Are Your Players Hitting Home Runs?
Devin Mesoraco is a baseball player for the Cincinnati Reds. He spends his time behind the plate catching a leather-covered piece of rubber. Sometimes it comes at him moving just a tad more than 100 mph. I have some insight into catching a ball hurling through space. I was on both sides of the pitcher/catcher equation in fast pitch softball in college. I can assure you, I neither caught nor threw at that velocity!
As a catcher, and at that speed, you have to be ready for anything.
Even though the catcher gives the signals and expects the pitch to match the signal, that doesn’t always happen. So, you have to align your expectations and understand what’s possible outside of them.
The unexpected also peaks its head in when Devin steps up to the batter’s box.
Traditionally, catchers aren’t expected to be good hitters.

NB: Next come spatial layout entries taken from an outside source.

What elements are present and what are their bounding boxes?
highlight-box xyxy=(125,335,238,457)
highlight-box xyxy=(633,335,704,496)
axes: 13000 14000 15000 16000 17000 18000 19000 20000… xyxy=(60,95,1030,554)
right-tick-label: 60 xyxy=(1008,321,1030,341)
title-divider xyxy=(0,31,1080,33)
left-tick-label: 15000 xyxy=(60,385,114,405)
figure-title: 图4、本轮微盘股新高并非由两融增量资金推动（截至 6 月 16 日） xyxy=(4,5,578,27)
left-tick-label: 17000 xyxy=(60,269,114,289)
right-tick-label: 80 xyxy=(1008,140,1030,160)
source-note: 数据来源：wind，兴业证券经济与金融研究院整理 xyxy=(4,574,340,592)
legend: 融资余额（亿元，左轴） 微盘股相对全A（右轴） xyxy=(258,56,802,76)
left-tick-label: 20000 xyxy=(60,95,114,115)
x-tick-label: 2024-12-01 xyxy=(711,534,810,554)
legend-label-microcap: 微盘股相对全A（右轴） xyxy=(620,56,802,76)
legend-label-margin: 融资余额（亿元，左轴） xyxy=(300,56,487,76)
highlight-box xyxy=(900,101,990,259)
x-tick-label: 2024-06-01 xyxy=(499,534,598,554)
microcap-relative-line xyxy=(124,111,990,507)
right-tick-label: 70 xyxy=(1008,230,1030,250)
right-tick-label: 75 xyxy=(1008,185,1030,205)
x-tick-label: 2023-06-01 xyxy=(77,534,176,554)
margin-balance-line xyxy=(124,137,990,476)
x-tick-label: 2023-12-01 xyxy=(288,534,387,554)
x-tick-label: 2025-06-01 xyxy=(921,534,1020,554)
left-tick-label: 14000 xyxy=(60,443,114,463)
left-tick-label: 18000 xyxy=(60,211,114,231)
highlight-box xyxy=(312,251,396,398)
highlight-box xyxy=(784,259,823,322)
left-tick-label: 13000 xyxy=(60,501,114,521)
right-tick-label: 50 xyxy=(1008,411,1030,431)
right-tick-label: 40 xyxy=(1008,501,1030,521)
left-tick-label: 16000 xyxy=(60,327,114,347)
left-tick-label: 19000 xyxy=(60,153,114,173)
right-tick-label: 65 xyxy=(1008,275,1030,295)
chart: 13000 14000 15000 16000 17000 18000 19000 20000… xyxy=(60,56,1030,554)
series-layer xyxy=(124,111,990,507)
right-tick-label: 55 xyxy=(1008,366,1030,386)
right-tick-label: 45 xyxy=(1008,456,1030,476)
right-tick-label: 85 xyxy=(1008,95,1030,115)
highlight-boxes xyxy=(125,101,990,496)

They’re expending energy all game long in ways that other players aren’t. Their knees are crunching and squeaking. They’re diving to the right and left and getting hit by that leather missile on regular occasions.
Screen Shot 2014-07-01 at 10.38.28 AMAnd yet, Devin just hit another home run in a game last week. That makes five games in a row where he swung mightily and launched the ball into the stands, displacing peanuts and popcorn and giving one lucky fan a souvenir to take away with her. He’s got the highest batting average on the team despite batting toward the bottom of the lineup for most of the season.
Here’s the thing.
If Devin just played to what they expected of him as a batting catcher, he would still be in the bottom of the pack. His passion and focus has propelled him up the charts and he’s now hitting “clean-up” — the preeminent spot for a hitter on the team.
What Do You See In Your Players?
This miracle of movement requires two things – the hitter to work hard on the game, and the team leaders to recognize that even a catcher can be a hitter.
The sooner coaches/leaders see team members beyond their preconceived notions, the better the player, and the better the team. Try this:
Ask yourself what your employees’ top strengths are.
Look for how they’re utilizing those strengths in the work they’re doing.
Think about how they could use those strengths to contribute in new ways.
Engage your employees in their own quest to find and use their strengths in new ways.
Sometimes, making time to look for the strengths in your people gives you another chance to see what’s best about them, and help them put it into action!
How do you see your players, and how might that view allow them to cross the plate after yet another home run?!